The 1967 flood in Buenos Aires showed how the climate crisis affects the poor more strongly than it affects anyone else – how ‘a rope breaks at its thinnest part’, as the proverb says; how environmental and socio-economic vulnerabilities are deeply entangled.
Focusing on this event as a way to unpack key political and spatial aspects of environmental injustice, Adriana Massidda and her Argentine research collaborators hosted two research exhibitions during March and April in Buenos Aires. These exhibitions shared material from the project '"Water Blew Up Everything:" An Urban History of Climate Disasters in Buenos Aires Informal Settlements', funded by the British Academy, and received complementary funding by a Grantham Amplification Fund. They involved high-quality historical photos, testimonies by residents of the affected areas, periodicals of the time, objects, maps and audio-visual material, as well as an exhibition catalogue. The openings also involved music and the recitation of poetry by residents, composed to capture their experiences flooding.

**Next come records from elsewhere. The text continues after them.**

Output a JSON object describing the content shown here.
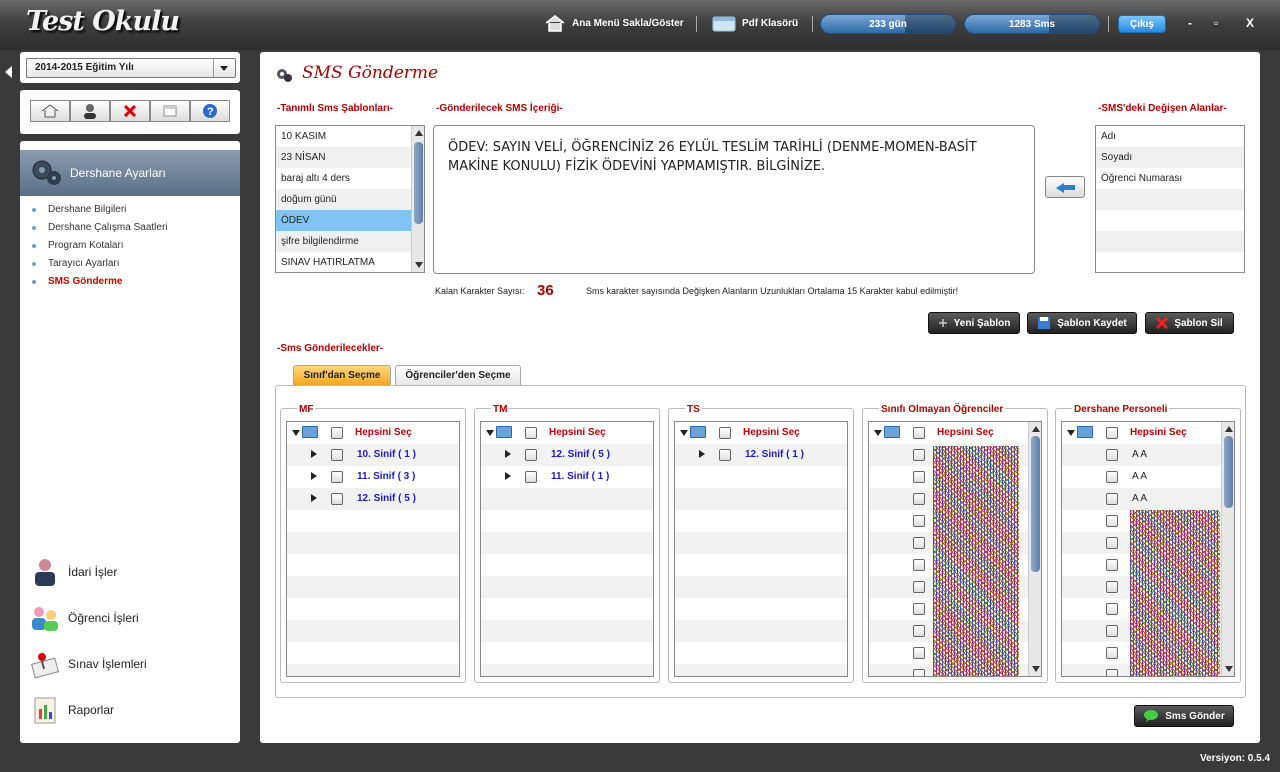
{
  "app": {
    "title": "Test Okulu",
    "version": "Versiyon: 0.5.4"
  },
  "topbar": {
    "menu_toggle": "Ana Menü Sakla/Göster",
    "pdf": "Pdf Klasörü",
    "days": "233 gün",
    "sms": "1283 Sms",
    "exit": "Çıkış",
    "min": "-",
    "max": "▫",
    "close": "X"
  },
  "sidebar": {
    "year": "2014-2015 Eğitim Yılı",
    "header": "Dershane Ayarları",
    "items": [
      "Dershane Bilgileri",
      "Dershane Çalışma Saatleri",
      "Program Kotaları",
      "Tarayıcı Ayarları",
      "SMS Gönderme"
    ],
    "modules": [
      "İdari İşler",
      "Öğrenci İşleri",
      "Sınav İşlemleri",
      "Raporlar"
    ]
  },
  "main": {
    "title": "SMS Gönderme",
    "templates_label": "-Tanımlı Sms Şablonları-",
    "templates": [
      "10 KASIM",
      "23 NİSAN",
      "baraj altı 4 ders",
      "doğum günü",
      "ÖDEV",
      "şifre bilgilendirme",
      "SINAV HATIRLATMA"
    ],
    "content_label": "-Gönderilecek SMS İçeriği-",
    "content": "ÖDEV: SAYIN VELİ, ÖĞRENCİNİZ 26 EYLÜL TESLİM TARİHLİ (DENME-MOMEN-BASİT MAKİNE KONULU) FİZİK ÖDEVİNİ YAPMAMIŞTIR. BİLGİNİZE.",
    "fields_label": "-SMS'deki Değişen Alanlar-",
    "fields": [
      "Adı",
      "Soyadı",
      "Öğrenci Numarası"
    ],
    "remaining_label": "Kalan Karakter Sayısı:",
    "remaining": "36",
    "note": "Sms karakter sayısında Değişken Alanların Uzunlukları Ortalama 15 Karakter kabul edilmiştir!",
    "btn_new": "Yeni Şablon",
    "btn_save": "Şablon Kaydet",
    "btn_delete": "Şablon Sil",
    "recipients_label": "-Sms Gönderilecekler-",
    "tab_class": "Sınıf'dan Seçme",
    "tab_students": "Öğrenciler'den Seçme",
    "select_all": "Hepsini Seç",
    "groups": [
      {
        "title": "MF",
        "items": [
          "10. Sinif ( 1 )",
          "11. Sinif ( 3 )",
          "12. Sinif ( 5 )"
        ]
      },
      {
        "title": "TM",
        "items": [
          "12. Sinif ( 5 )",
          "11. Sinif ( 1 )"
        ]
      },
      {
        "title": "TS",
        "items": [
          "12. Sinif ( 1 )"
        ]
      },
      {
        "title": "Sınıfı Olmayan Öğrenciler",
        "items": []
      },
      {
        "title": "Dershane Personeli",
        "items": [
          "A A",
          "A A",
          "A A"
        ]
      }
    ],
    "send": "Sms Gönder"
  }
}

The exhibitions were set in areas severely affected by the flood including a self-run pensioners’ centre in an informal settlement and a community library. This was a way to both give back to the residents who offered their testimonies to the project, and to engage younger generations and a wider public. The flood is still an open wound in these neighbourhoods and the exhibitions raised an enormous amount of excitement, interest, emotions and critical discussions.